Raymond SOUBIE - C'est une réaction classique. Depuis des mois, le Medef considère que le paritarisme ne peut durer que s'il a un véritable contenu, autrement dit si l'Etat ne prend pas toutes les décisions à la place des partenaires sociaux. A cet égard, le prélèvement imposé à la Sécurité sociale dans l'affaire des 35 heures, contre l'avis des conseils d'administration des caisses, a été uniquement la goutte d'eau. Le patronat s'est saisi de cette opportunité pour réagir, mais l'attitude de l'Etat à l'égard des régimes paritaires n'est absolument pas nouvelle. Le Medef veut aujourd'hui instaurer un nouveau modèle de relations sociales.

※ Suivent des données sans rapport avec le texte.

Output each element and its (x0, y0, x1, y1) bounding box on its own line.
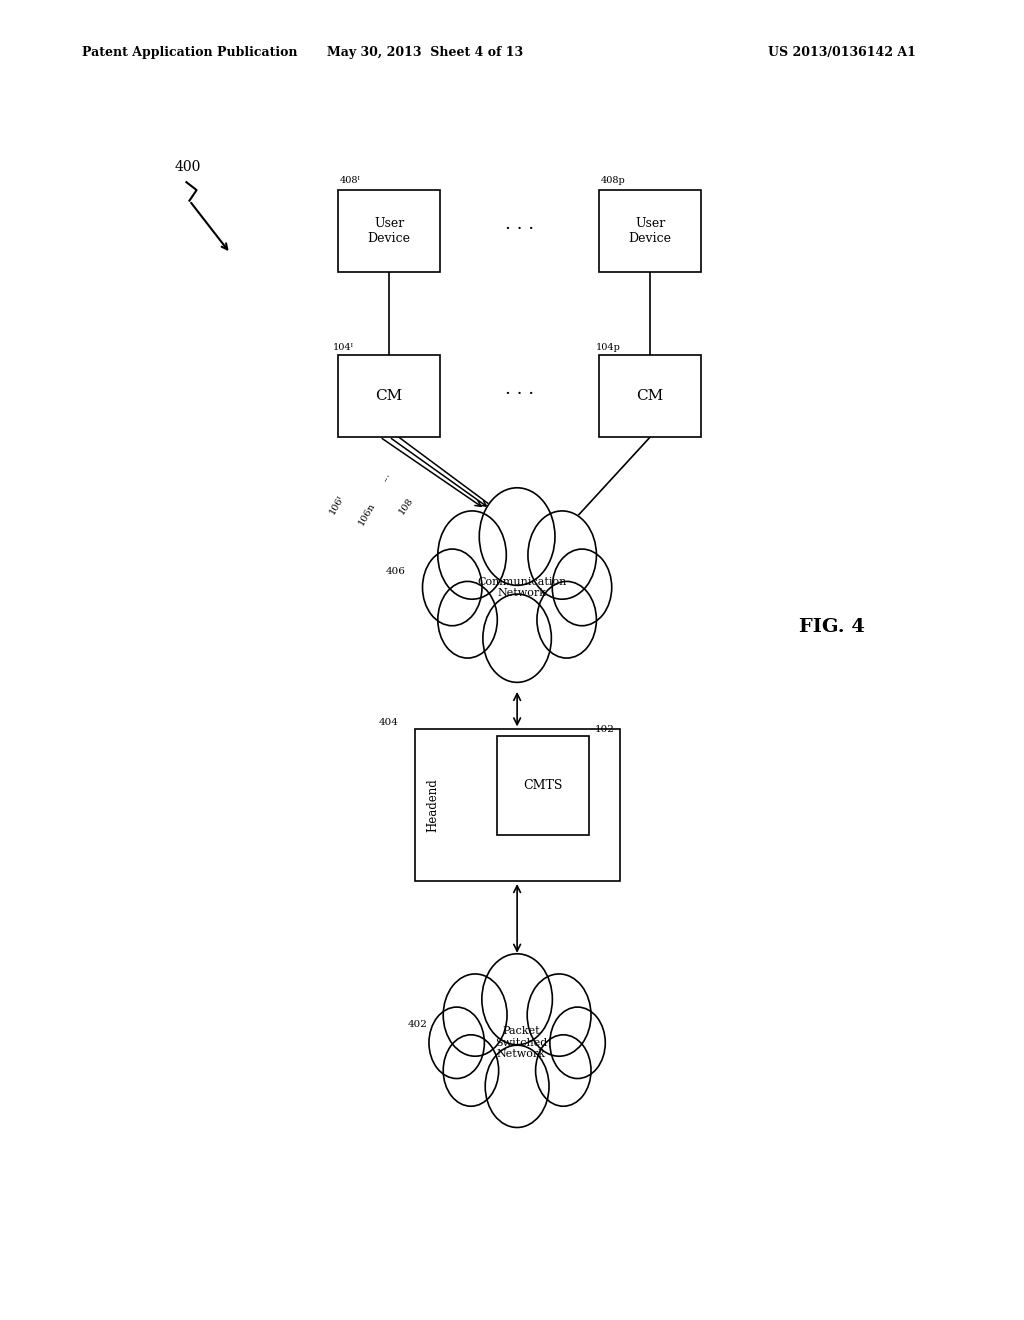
Text: 402: 402 (408, 1020, 427, 1030)
Text: CMTS: CMTS (523, 779, 562, 792)
Text: User
Device: User Device (368, 216, 411, 246)
Text: 408ᴵ: 408ᴵ (340, 176, 360, 185)
Circle shape (429, 1007, 484, 1078)
Circle shape (527, 974, 591, 1056)
Text: Packet
Switched
Network: Packet Switched Network (496, 1026, 548, 1060)
Bar (599, 190, 701, 272)
Ellipse shape (450, 527, 585, 648)
Text: User
Device: User Device (629, 216, 672, 246)
Text: 404: 404 (379, 718, 398, 727)
Text: US 2013/0136142 A1: US 2013/0136142 A1 (768, 46, 915, 59)
Text: Headend: Headend (427, 779, 439, 832)
Circle shape (423, 549, 482, 626)
Bar (338, 190, 440, 272)
Circle shape (438, 581, 498, 659)
Circle shape (443, 974, 507, 1056)
Bar (338, 355, 440, 437)
Text: CM: CM (376, 389, 402, 403)
Text: 406: 406 (386, 568, 406, 577)
Bar (599, 355, 701, 437)
Bar (415, 729, 620, 882)
Text: FIG. 4: FIG. 4 (799, 618, 864, 636)
Text: May 30, 2013  Sheet 4 of 13: May 30, 2013 Sheet 4 of 13 (327, 46, 523, 59)
Circle shape (550, 1007, 605, 1078)
Text: 408p: 408p (601, 176, 626, 185)
Circle shape (482, 954, 552, 1044)
Circle shape (552, 549, 611, 626)
Text: CM: CM (637, 389, 664, 403)
Text: . . .: . . . (505, 380, 535, 399)
Circle shape (479, 488, 555, 585)
Text: 108: 108 (397, 496, 416, 516)
Text: ...: ... (379, 470, 391, 483)
Circle shape (528, 511, 596, 599)
Circle shape (537, 581, 596, 659)
Ellipse shape (455, 991, 580, 1094)
Text: 104p: 104p (596, 343, 621, 352)
Text: 106ᴵ: 106ᴵ (328, 494, 346, 516)
Circle shape (483, 594, 551, 682)
Circle shape (536, 1035, 591, 1106)
Text: . . .: . . . (505, 215, 535, 234)
Text: 400: 400 (174, 160, 201, 174)
Bar (497, 735, 589, 834)
Circle shape (443, 1035, 499, 1106)
Text: Patent Application Publication: Patent Application Publication (82, 46, 297, 59)
Text: Communication
Network: Communication Network (477, 577, 566, 598)
Circle shape (438, 511, 506, 599)
Text: 102: 102 (595, 725, 614, 734)
Text: 106n: 106n (356, 500, 377, 527)
Circle shape (485, 1045, 549, 1127)
Text: 104ᴵ: 104ᴵ (333, 343, 354, 352)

La décision du patronat semble avoir une première conséquence : Lionel Jospin a décidé de lancer, dès cette semaine, « sa » refondation sociale.
La menace du Medef est une menace en demi-teinte. Le patronat a dit qu'il ne nommerait pas d'administrateurs dans les caisses de Sécurité sociale à l'occasion du renouvellement du 30 septembre. Mais, en fait, il ne se retire pas formellement. Il a laissé une porte ouverte. Et le gouvernement, on le voit très bien, a aujourd'hui l'intention, dans la foulée des entretiens entre Lionel Jospin et les partenaires sociaux, d'ouvrir sans tarder le chantier de la démocratie sociale, de la négociation collective et des relations entre l'Etat et les régimes paritaires. Le gouvernement a donc, cette fois, bien senti la grogne des partenaires sociaux, qui ne se sentent plus du tout consultés depuis des années. Comme le risque politique est grand, il décide aujourd'hui de mettre un peu d'huile.
Ouverture
La décision soudaine du gouvernement de convier les syndicats de salariés et le Medef au « Grenelle de la santé » du 12 juillet est-elle une porte de sortie ?

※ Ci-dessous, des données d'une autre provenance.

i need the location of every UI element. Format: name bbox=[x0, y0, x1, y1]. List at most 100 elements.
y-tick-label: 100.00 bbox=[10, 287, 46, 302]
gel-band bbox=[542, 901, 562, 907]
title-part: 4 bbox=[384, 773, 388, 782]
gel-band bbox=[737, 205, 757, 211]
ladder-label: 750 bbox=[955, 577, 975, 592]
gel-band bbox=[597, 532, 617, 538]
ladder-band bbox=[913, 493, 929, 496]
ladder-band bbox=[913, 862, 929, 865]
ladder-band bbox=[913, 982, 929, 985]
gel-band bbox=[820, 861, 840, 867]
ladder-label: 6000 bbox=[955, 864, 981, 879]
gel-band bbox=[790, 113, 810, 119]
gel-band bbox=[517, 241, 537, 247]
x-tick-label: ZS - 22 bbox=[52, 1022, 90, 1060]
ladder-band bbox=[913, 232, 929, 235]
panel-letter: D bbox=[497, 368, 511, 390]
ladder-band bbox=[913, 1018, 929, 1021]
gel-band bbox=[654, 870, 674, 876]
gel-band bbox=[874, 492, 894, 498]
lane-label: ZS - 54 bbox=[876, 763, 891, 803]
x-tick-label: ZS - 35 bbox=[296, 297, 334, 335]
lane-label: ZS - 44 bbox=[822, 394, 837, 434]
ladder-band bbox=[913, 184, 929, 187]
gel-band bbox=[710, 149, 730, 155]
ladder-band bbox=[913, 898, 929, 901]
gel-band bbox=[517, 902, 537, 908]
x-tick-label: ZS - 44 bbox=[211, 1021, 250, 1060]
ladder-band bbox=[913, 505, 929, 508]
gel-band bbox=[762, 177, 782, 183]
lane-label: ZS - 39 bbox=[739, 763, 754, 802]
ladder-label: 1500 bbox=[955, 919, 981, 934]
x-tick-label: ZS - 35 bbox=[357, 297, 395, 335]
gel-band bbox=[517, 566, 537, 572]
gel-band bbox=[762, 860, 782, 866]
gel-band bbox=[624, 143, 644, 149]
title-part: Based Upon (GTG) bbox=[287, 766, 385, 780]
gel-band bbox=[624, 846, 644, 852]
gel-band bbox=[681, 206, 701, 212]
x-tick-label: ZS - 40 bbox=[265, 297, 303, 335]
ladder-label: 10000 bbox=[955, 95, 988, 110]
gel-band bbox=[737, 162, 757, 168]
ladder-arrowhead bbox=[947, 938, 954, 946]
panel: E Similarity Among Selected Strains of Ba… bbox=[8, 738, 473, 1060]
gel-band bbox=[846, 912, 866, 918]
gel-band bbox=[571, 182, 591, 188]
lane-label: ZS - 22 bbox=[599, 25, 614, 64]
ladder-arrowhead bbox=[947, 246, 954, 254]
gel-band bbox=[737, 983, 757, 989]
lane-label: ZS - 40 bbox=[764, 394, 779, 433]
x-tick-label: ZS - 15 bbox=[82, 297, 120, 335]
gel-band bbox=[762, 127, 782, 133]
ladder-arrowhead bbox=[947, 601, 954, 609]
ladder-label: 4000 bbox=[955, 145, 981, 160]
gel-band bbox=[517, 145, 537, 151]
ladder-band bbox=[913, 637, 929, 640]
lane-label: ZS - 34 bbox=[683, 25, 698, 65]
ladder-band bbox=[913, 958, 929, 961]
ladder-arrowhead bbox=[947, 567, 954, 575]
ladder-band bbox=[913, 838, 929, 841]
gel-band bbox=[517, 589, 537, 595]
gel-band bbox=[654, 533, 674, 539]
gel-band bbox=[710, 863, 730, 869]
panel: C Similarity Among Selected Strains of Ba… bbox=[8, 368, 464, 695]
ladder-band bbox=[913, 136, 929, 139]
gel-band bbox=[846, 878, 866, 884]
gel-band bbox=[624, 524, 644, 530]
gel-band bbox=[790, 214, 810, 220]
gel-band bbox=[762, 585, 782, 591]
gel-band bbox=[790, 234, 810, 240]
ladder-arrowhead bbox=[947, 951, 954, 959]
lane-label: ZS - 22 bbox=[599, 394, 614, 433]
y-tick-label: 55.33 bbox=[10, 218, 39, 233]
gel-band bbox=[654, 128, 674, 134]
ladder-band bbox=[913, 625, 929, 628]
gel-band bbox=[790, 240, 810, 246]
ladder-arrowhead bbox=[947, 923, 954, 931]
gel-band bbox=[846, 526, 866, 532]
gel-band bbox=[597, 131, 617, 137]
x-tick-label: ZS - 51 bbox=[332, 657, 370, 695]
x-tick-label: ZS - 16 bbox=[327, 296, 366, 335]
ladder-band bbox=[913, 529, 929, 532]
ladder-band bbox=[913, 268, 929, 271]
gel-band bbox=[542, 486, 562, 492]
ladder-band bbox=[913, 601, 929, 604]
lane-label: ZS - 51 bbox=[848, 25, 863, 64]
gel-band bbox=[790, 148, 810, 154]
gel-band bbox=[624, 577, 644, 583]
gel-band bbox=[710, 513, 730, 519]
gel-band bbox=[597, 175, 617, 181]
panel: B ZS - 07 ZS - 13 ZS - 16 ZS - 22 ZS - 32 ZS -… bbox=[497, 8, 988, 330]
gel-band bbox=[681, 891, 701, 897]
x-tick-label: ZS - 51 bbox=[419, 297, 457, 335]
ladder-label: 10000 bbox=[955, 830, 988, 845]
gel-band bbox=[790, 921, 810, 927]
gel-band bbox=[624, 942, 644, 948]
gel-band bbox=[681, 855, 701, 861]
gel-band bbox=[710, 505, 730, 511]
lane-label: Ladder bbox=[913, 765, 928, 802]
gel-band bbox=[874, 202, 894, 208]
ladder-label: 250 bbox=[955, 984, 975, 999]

Bien sûr. Aujourd'hui, l'intérêt du gouvernement, comme celui des syndicats et du Medef, c'est de conserver le paritarisme, mais avec une répartition des rôles beaucoup plus claire. Le lancement du chantier de la démocratie sociale est une ouverture, le « Grenelle de la santé » élargi aussi.
La CNAM peut-elle être déstabilisée par le départ du Medef ?
Il n'y a aucune conséquence immédiate pour les assurés sociaux et les praticiens. En revanche, la présidence de la CFDT, qui ne tient que grâce aux représentants du Medef, est fragilisée. C'est un paradoxe, mais la principale victime de cette affaire, c'est la CFDT qui est l'organisation avec laquelle le patronat entretient les moins mauvaises relations.
Que veut exactement le Medef lorsqu'il presse Lionel Jospin d'engager une négociation tripartite (employeurs, syndicats, gouvernement) pour refonder la Sécu ?
Je ne crois pas que le Medef ait des positions extrêmement marquées sur la réforme de l'assurance-maladie. Il soutient plutôt les propositions de la Caisse nationale d'assurance-maladie ; mais il ne plaide pas, par exemple, pour la privatisation du système, qui est politiquement non viable. A mon avis, le problème actuel du Medef est beaucoup moins le contenu des mesures que la méthode de discussion et la non-prise en compte des propositions des partenaires sociaux par le gouvernement. A cet égard, le Medef n'a toujours pas supporté que Martine Aubry, à l'époque, balaye le plan Johanet de réforme de l'assurance-maladie (du nom du directeur de la CNAM) sans répondre sur le fond.
Quel geste fort le gouvernement peut-il faire pour calmer le jeu ?
Pour l'instant, la seule mesure consiste en une clarification des rôles entre l'Etat et les partenaires sociaux au sein de l'assurance-maladie. Toutes les autres mesures seront difficiles à mettre en uvre avant la présidentielle.